Further, according to Invesco and Haver Analytics, hypothetically speaking, the best-performing portfolio from 1900 to 2023 was the “bipartisan” one that stayed fully invested in the Dow Jones industrial average (a price-weighted index—cannot be invested in directly—of the 30 largest, most widely held stocks traded on the New York Stock Exchange) during both Democratic and Republican administrations. Again, past performance is no guarantee of future results, but starting with $10,000, this portfolio grew to almost $9.9 million.

Conversely, a “partisan” portfolio, invested only during Democratic or Republican administrations, underperformed by millions of dollars. The same $10,000 invested only during Democratic administrations grew to about $528,000. Invested only during Republican administrations, the initial $10,000 grew to a bit less than $181,000.

Kim concluded this analysis by reiterating his intended message, that “there can be a huge cost to letting a partisan political storm crash your portfolio.” His sound advice: “Develop an investment plan based on your long-term goals and stick to it. Your financial future will depend far more on how much you save and invest, not who wins the election.”

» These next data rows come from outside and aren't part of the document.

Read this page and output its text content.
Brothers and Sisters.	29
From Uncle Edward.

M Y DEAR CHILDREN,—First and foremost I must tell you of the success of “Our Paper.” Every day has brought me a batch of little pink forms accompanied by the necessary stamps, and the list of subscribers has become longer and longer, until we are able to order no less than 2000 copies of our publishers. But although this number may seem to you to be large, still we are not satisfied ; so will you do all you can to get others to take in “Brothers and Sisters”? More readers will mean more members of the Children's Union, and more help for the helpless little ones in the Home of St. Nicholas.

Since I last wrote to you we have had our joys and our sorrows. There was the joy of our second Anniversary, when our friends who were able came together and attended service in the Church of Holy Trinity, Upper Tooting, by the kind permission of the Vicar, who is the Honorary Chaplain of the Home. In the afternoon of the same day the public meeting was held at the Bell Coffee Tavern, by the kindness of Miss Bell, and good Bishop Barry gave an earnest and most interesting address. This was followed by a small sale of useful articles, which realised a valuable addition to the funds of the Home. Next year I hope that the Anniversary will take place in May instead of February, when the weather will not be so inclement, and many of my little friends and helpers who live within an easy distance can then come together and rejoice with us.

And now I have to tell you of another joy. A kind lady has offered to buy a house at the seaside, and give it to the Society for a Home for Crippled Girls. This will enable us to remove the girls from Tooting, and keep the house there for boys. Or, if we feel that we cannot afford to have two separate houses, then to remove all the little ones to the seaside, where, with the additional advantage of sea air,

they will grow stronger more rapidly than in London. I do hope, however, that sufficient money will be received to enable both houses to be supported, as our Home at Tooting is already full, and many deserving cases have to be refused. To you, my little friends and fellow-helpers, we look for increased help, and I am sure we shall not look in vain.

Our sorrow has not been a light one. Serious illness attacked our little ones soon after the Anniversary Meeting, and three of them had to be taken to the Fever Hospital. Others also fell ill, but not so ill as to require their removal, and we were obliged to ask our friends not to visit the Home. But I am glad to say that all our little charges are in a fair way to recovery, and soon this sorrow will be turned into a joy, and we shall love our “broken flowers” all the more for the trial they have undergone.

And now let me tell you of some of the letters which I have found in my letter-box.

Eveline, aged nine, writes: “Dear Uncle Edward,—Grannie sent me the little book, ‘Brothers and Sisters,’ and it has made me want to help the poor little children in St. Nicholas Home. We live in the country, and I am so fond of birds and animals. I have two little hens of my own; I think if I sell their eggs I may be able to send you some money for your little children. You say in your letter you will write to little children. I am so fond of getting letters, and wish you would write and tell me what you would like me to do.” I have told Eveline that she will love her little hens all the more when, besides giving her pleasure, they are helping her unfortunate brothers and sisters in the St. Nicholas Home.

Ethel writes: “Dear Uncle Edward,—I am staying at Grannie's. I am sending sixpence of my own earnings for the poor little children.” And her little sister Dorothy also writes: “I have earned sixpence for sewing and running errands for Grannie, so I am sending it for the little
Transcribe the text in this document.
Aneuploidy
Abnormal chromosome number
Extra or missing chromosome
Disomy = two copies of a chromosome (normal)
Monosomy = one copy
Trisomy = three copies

I am in no position to quibble with that advice, which strikes me as quite sound, but it certainly does raise a question about those upper-income Trump apologists. I suppose it’s possible that their portfolios grew under Trump, but given the truly excellent performance of the economy during the Biden Administration, it’s quite likely they’ve done as well or better with a Democrat in the White House. Is their purported reliance on portfolio performance an evasion intended to mask the actual reasons they support Trump (racism, misogyny, isolationism…)? Or do they actually not understand the significance of the data I’ve cited above?

Perhaps they’ve simply and unthinkingly accepted the old “country club Republican” belief that the GOP is the party looking out for the interests of the business community, while Democrats are “giving away” tax dollars via welfare and government spending. If so, someone needs to explain to them that both the short and long-term interests of the business community include such things as social stability, a well-maintained infrastructure, an educated and adequate workforce, and a population with enough disposable income to support robust consumer demand.

As investors are often admonished, past performance is no guarantee of future results. But the odds would certainly seem to be in the Democrats’ –and Biden’s–favor.